Robert Samuelson of the Washington Post devotes his latest column to clearing up the latest of Paul Krugman’s economic errors.

It’s important to get history right — and economist and New York Times columnist Paul Krugman has got it maddeningly wrong.

Krugman recently wrote a column arguing that the decline of double-digit inflation in the 1980s was the decade’s big economic event, not the cuts in tax rates usually touted by conservatives. Actually, I agree with Krugman on this. But then he asserted that Ronald Reagan had almost nothing to do with it. That’s historically incorrect. Reagan was crucial.

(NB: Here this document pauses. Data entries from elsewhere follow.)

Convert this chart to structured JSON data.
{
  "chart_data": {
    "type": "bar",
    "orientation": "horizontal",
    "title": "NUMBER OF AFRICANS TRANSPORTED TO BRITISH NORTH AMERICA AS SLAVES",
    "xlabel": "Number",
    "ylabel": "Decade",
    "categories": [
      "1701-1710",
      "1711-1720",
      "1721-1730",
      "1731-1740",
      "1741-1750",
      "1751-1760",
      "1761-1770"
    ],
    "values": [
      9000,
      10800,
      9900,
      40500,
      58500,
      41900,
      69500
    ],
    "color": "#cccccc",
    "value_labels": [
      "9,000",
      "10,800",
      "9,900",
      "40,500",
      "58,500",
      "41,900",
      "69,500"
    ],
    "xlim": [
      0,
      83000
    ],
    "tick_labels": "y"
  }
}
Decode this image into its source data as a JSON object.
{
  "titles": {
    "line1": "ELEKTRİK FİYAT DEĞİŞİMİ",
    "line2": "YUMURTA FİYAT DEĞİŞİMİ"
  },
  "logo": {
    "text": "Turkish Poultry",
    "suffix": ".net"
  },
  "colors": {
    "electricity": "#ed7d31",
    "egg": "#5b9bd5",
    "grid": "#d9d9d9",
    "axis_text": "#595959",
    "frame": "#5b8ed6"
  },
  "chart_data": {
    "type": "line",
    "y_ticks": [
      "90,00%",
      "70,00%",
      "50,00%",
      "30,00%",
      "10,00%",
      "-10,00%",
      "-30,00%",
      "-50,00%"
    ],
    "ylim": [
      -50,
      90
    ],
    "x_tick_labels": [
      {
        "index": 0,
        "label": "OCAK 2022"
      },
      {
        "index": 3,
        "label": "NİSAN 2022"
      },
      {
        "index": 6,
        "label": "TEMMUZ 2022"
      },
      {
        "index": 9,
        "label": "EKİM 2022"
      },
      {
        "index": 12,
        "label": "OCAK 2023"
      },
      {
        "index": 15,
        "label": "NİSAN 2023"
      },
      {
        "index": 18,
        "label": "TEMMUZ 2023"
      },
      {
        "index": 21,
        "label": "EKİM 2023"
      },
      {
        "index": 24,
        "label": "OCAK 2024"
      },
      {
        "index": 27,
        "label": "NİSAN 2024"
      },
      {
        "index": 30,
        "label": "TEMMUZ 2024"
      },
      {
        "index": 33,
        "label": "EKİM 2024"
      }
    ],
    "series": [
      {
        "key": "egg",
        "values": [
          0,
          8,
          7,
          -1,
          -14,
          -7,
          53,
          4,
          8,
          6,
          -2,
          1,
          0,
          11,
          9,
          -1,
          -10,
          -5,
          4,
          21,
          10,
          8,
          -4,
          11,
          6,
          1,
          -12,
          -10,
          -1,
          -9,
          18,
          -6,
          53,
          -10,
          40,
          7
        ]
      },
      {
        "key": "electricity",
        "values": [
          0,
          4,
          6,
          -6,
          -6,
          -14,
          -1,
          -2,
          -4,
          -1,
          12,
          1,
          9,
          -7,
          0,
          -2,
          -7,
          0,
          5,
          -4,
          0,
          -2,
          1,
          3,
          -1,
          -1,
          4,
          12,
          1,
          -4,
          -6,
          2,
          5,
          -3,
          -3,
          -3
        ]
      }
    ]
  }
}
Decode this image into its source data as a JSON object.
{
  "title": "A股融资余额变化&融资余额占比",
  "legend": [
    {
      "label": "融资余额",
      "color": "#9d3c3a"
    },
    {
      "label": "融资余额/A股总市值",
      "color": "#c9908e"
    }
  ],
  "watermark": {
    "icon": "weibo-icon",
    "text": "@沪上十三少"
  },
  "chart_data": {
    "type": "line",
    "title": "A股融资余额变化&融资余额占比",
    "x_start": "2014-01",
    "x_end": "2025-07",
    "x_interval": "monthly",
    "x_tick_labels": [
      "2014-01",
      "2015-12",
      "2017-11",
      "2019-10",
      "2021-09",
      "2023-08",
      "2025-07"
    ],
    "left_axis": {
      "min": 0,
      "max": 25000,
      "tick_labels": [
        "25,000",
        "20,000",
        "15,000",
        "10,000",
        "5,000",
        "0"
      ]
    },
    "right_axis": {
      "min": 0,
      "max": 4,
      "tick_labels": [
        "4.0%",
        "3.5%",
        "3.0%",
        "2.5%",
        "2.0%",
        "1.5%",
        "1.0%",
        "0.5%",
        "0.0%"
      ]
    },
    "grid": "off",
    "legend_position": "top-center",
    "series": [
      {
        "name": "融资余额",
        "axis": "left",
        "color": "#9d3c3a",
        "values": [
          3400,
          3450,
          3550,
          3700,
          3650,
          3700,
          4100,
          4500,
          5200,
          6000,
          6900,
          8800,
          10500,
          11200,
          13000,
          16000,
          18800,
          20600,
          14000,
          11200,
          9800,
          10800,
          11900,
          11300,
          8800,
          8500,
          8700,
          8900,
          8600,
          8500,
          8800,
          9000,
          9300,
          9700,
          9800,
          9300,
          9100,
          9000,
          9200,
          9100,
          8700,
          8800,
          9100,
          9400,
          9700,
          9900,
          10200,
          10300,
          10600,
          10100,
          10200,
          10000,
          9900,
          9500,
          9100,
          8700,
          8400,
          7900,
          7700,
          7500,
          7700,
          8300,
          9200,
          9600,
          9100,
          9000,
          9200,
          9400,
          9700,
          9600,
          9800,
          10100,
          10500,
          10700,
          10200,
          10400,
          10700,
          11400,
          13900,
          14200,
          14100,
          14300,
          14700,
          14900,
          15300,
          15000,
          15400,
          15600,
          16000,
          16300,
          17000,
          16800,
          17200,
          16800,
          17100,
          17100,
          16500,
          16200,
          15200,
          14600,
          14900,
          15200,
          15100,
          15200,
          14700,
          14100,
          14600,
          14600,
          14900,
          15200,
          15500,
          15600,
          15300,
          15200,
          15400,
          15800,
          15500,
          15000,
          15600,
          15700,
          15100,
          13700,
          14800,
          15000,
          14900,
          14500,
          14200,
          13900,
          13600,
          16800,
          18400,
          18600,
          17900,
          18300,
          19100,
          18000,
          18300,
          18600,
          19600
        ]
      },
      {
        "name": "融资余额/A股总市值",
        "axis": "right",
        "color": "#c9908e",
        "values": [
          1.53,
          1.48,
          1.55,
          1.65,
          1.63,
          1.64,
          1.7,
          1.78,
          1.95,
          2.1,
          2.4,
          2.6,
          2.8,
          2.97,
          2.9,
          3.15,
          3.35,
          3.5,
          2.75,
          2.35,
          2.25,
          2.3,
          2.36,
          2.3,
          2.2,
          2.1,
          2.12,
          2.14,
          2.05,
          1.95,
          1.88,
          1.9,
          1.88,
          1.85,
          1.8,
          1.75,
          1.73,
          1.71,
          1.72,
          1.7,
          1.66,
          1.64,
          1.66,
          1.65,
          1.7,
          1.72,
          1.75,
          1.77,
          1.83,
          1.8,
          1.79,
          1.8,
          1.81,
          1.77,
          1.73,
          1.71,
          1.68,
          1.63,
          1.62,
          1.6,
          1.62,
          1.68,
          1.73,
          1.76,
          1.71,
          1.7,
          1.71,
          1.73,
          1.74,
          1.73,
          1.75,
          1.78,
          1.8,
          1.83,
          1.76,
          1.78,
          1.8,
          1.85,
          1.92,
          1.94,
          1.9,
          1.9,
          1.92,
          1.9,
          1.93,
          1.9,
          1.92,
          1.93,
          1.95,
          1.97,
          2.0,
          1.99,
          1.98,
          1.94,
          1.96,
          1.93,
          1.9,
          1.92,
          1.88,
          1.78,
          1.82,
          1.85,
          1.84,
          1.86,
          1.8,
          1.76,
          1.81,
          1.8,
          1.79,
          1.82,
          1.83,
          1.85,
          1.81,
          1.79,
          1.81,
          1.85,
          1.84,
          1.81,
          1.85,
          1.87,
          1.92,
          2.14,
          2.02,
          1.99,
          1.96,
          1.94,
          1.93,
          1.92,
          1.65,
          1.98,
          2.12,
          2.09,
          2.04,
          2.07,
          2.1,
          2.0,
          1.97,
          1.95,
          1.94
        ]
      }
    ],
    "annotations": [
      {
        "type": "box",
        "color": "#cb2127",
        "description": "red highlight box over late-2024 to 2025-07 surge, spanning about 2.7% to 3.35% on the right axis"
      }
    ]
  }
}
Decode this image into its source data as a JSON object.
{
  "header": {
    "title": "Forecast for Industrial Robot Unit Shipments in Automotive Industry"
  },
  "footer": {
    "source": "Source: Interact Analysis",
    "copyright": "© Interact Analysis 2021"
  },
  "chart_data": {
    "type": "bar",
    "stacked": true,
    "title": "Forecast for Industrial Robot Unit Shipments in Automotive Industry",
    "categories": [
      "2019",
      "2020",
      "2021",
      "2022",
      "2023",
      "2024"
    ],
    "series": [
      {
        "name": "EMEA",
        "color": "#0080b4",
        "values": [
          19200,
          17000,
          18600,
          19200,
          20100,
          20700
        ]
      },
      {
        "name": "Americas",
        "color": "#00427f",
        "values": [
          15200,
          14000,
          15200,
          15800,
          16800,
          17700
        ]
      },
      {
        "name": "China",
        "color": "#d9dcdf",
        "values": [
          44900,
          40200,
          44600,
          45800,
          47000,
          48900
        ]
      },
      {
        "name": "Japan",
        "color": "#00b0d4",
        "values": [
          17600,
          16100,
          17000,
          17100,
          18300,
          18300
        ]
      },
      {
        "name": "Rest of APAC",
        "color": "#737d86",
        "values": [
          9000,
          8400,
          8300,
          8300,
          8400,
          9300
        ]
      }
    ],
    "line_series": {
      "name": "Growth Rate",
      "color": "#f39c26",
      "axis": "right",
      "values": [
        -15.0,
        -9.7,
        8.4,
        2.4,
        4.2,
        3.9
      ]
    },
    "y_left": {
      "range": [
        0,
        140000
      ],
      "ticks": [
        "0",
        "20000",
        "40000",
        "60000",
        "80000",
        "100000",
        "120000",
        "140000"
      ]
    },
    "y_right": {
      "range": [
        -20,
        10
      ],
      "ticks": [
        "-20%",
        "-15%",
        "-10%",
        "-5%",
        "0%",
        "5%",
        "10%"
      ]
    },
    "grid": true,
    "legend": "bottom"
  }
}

In nearly four decades of column-writing, I can’t recall ever devoting an entire column to rebutting someone else’s. If there were instances, they’re long forgotten. But Krugman’s error is so glaring that it justifies an exception. It’s also a subject about which I know something, having written a book on it: “The Great Inflation and Its Aftermath: The Past and Future of American Affluence.” This column draws from that book. …

… Krugman’s story is simple. The Fed is “largely independent of the political process” and, under chairman Paul Volcker, “was determined to bring inflation down,” he wrote. “It tightened policy, sending interest rates sky high, with mortgage rates going above 18 percent.” The result was “a severe recession that drove unemployment to double-digits but also broke the wage-price spiral.”

Indeed. By 1982, the gain in consumer prices had dropped to 3.8 percent. Volcker crushed inflation.

Story over? Not really.

What Reagan provided was political protection. The Fed’s previous failures to stifle inflation reflected its unwillingness to maintain tight-money policies long enough to purge inflationary psychology. Successive presidents preferred a different approach: the wage-price policies built on the pleasing (but unrealistic) premise that these could quell inflation without jeopardizing full employment.

Reagan rejected this futile path. As the gruesome social costs of Volcker’s policies mounted — the monthly unemployment rate would ultimately rise to a post-World War II high of 10.8 percent — Reagan’s approval ratings plunged. In May of 1981, they were 68 percent; by January 1983, 35 percent.

Still, he supported the Fed. “I have met with Chairman Volcker several times during the past year,” he said in early 1982. “I have confidence in the announced policies of the Federal Reserve.”

This patience enabled Volcker to succeed, though it took about two years of tight money. It’s doubtful that any other plausible presidential candidate, Republican or Democrat, would have been so forbearing.